Idk. I think I started writing this bc I was tired of apocalypse influencers and tired of my own lizard brain panicking about an American condition that is far more existential than particular and material and now I am ending it feeling slightly worse than I did when I began.
But the core of what I’ve been finding hope in, the core of what I’m attempting to write about, at the end of Easter, at the end of a long and despairing Lent, is the knowledge that the physical world and physical death is a limited understanding of what our reality is; that there is life beyond this moment, and the energy we choose to conduct ouselves with has a life of its own that is in fact eternal. There is more grace in the world than I can ever possibly understand, and there is abundant grace and compassion for my wild and feral lizard brain; but my goal is to borrow and learn from the grace of the world so that I can grow into a being that is less afraid, not because there aren’t many things to be afraid of, but because the thing I am most afraid of, my own non-existence and the non-existence of those I love, is sort of guaranteed, and the only way to endure that is through grace, through faith, through belief that the grace of the world, the grace of God, stretches beyond death, understands it, redeems it somehow; not with false optimism, but with a truth so heavy that it transcends the momentum of my despair, with reality so dense that it undoes me.

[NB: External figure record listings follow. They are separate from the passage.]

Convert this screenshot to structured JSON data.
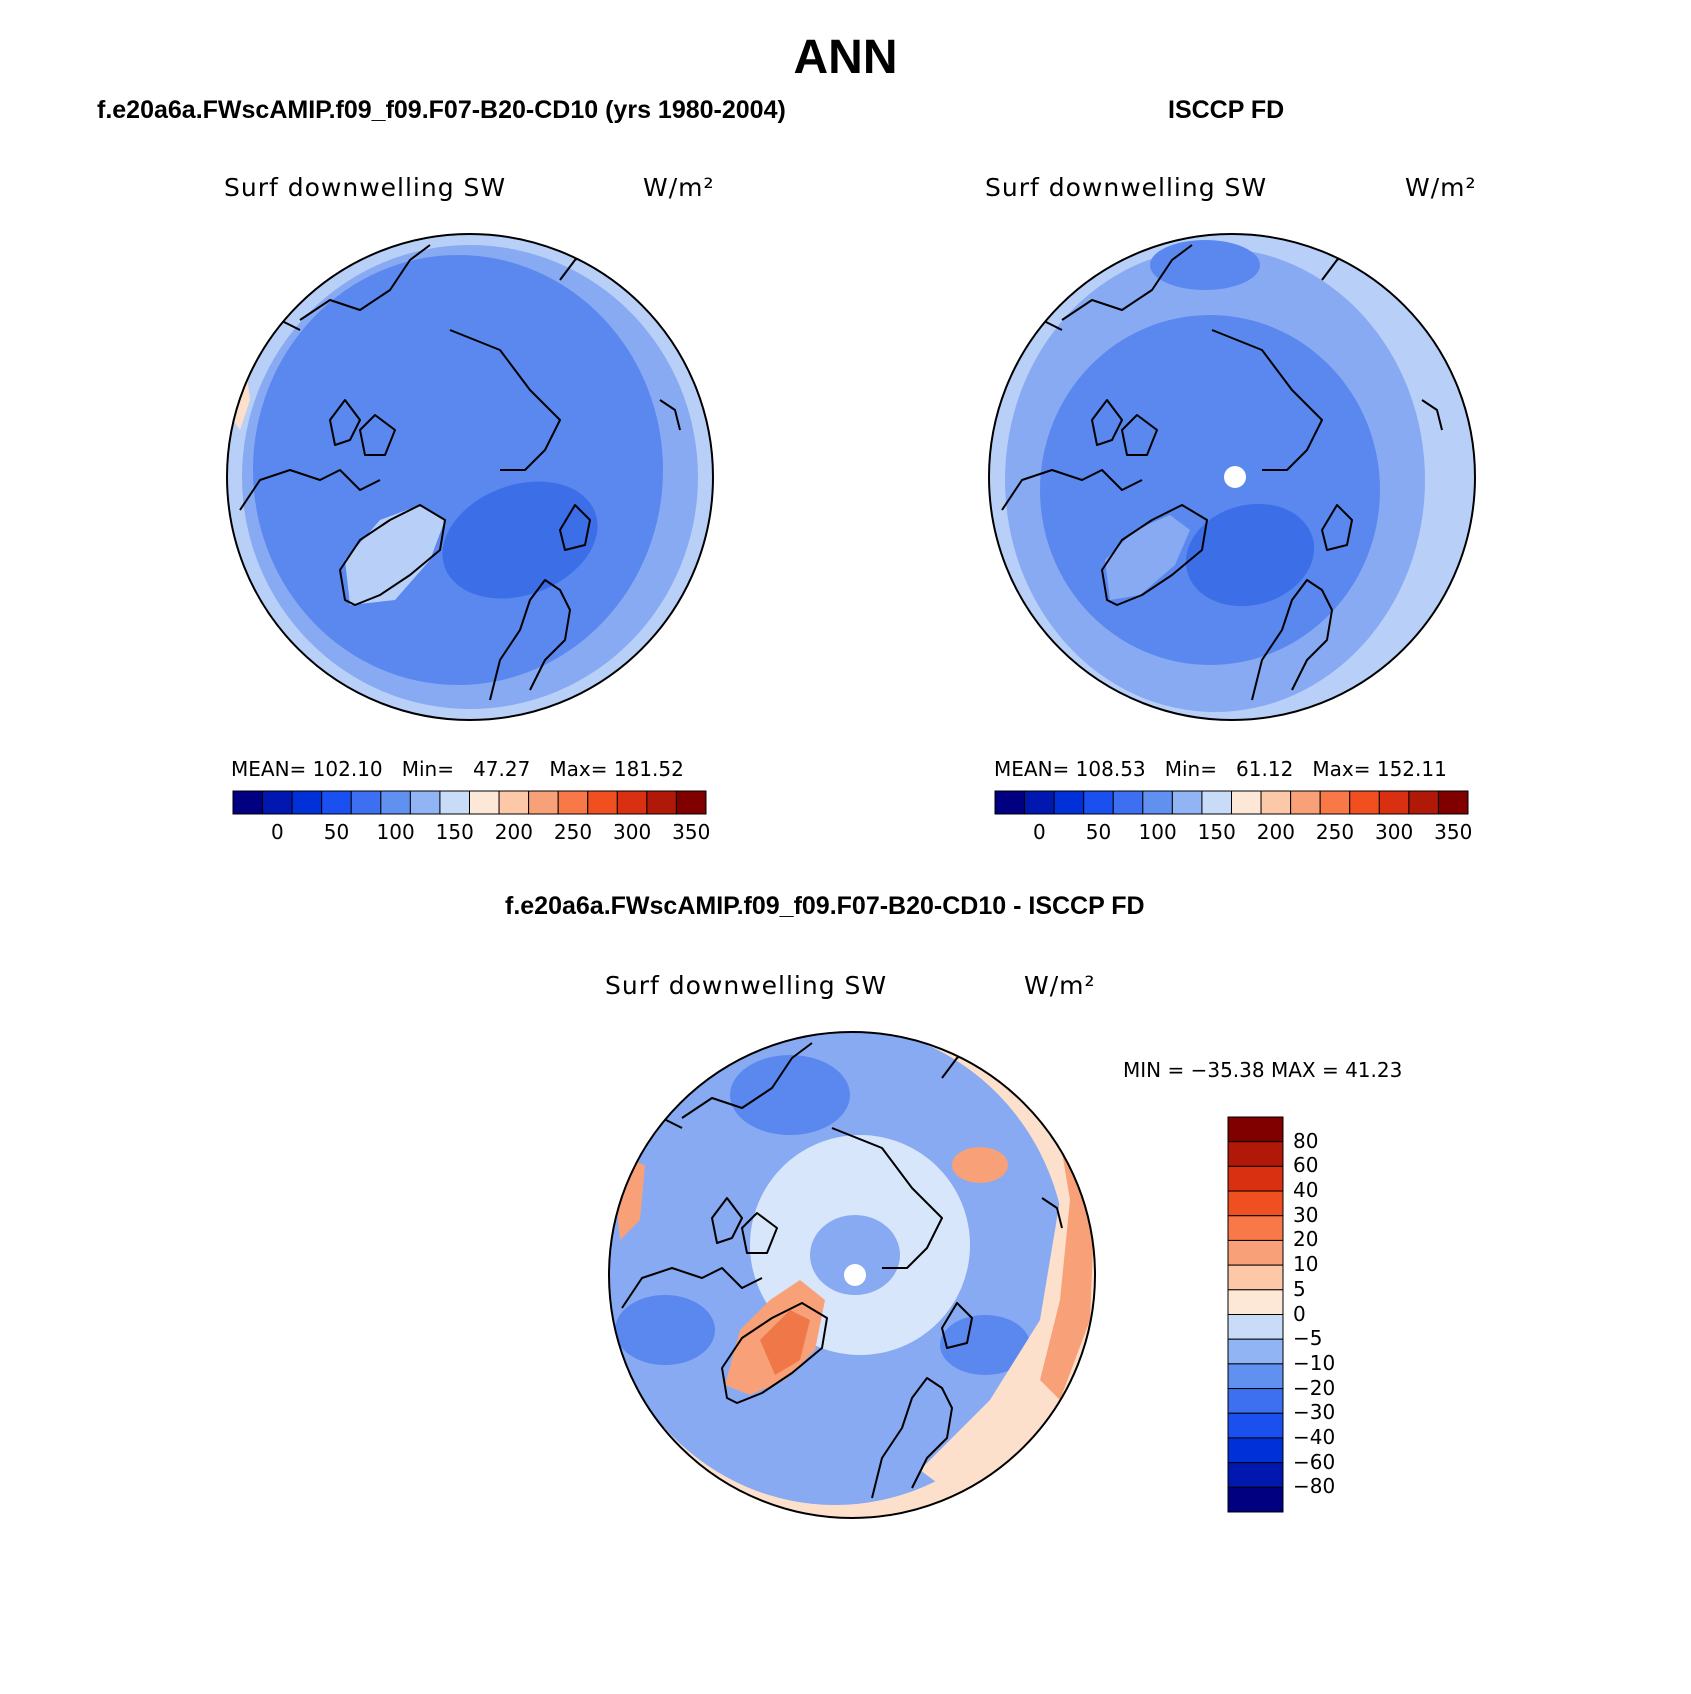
{
  "main_title": "ANN",
  "panels": [
    {
      "title": "f.e20a6a.FWscAMIP.f09_f09.F07-B20-CD10 (yrs 1980-2004)",
      "variable": "Surf downwelling SW",
      "units": "W/m²",
      "stats": {
        "mean_label": "MEAN=",
        "mean": "102.10",
        "min_label": "Min=",
        "min": "47.27",
        "max_label": "Max=",
        "max": "181.52"
      }
    },
    {
      "title": "ISCCP FD",
      "variable": "Surf downwelling SW",
      "units": "W/m²",
      "stats": {
        "mean_label": "MEAN=",
        "mean": "108.53",
        "min_label": "Min=",
        "min": "61.12",
        "max_label": "Max=",
        "max": "152.11"
      }
    },
    {
      "title": "f.e20a6a.FWscAMIP.f09_f09.F07-B20-CD10 - ISCCP FD",
      "variable": "Surf downwelling SW",
      "units": "W/m²",
      "stats_text": "MIN = −35.38 MAX =  41.23"
    }
  ],
  "colorbar_abs": {
    "ticks": [
      "0",
      "50",
      "100",
      "150",
      "200",
      "250",
      "300",
      "350"
    ],
    "colors": [
      "#000080",
      "#0018b0",
      "#0030d8",
      "#1a50f0",
      "#3c70f0",
      "#6090f0",
      "#90b4f4",
      "#c8dcf8",
      "#fde8d8",
      "#fcc8a8",
      "#f8a078",
      "#f87848",
      "#f05020",
      "#d83010",
      "#b01808",
      "#800000"
    ]
  },
  "colorbar_diff": {
    "ticks": [
      "80",
      "60",
      "40",
      "30",
      "20",
      "10",
      "5",
      "0",
      "−5",
      "−10",
      "−20",
      "−30",
      "−40",
      "−60",
      "−80"
    ],
    "colors": [
      "#800000",
      "#b01808",
      "#d83010",
      "#f05020",
      "#f87848",
      "#f8a078",
      "#fcc8a8",
      "#fde8d8",
      "#c8dcf8",
      "#90b4f4",
      "#6090f0",
      "#3c70f0",
      "#1a50f0",
      "#0030d8",
      "#0018b0",
      "#000080"
    ]
  },
  "map_colors": {
    "deep": "#3c6ee8",
    "mid": "#5a88ee",
    "light": "#88aaf2",
    "pale": "#b8cff8",
    "faint": "#d8e6fb",
    "warm_pale": "#fde0cc",
    "warm": "#f8a078",
    "warm_strong": "#f07848",
    "land_outline": "#000000"
  }
}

Which is all very esoteric. Mostly, lately, I’ve been breathing. Count 4 in, 4 out. Make a square with your in breath. Make a square with your out breath. Pretend there’s a candle in front of your lips. Recite the names of everyone you love. Think of 5 happy memories. Put your hands on your own shoulders. Put your hands on your own heart.
There’s an exercise in Buddhism I’ve been practicing where you touch your left hand to your right and let your left hand love your right hand with compassion until it’s full, and then you switch the hands and do the same thing. I have had hands laid on me before, powerfully so, but have never had that experience from laying hands on myself before, until now. I do it while I’m driving, I do it while I’m sitting, I do it when I have panic attacks, and it does, wildly, feel like healing, like the closing of a circuit. It feels wonderful. It feels full. It makes both hands feel somehow better.
At the end of the world, if there is one, when there is one? I would like to be a hand loving other hands, not only my own, and getting love out of it.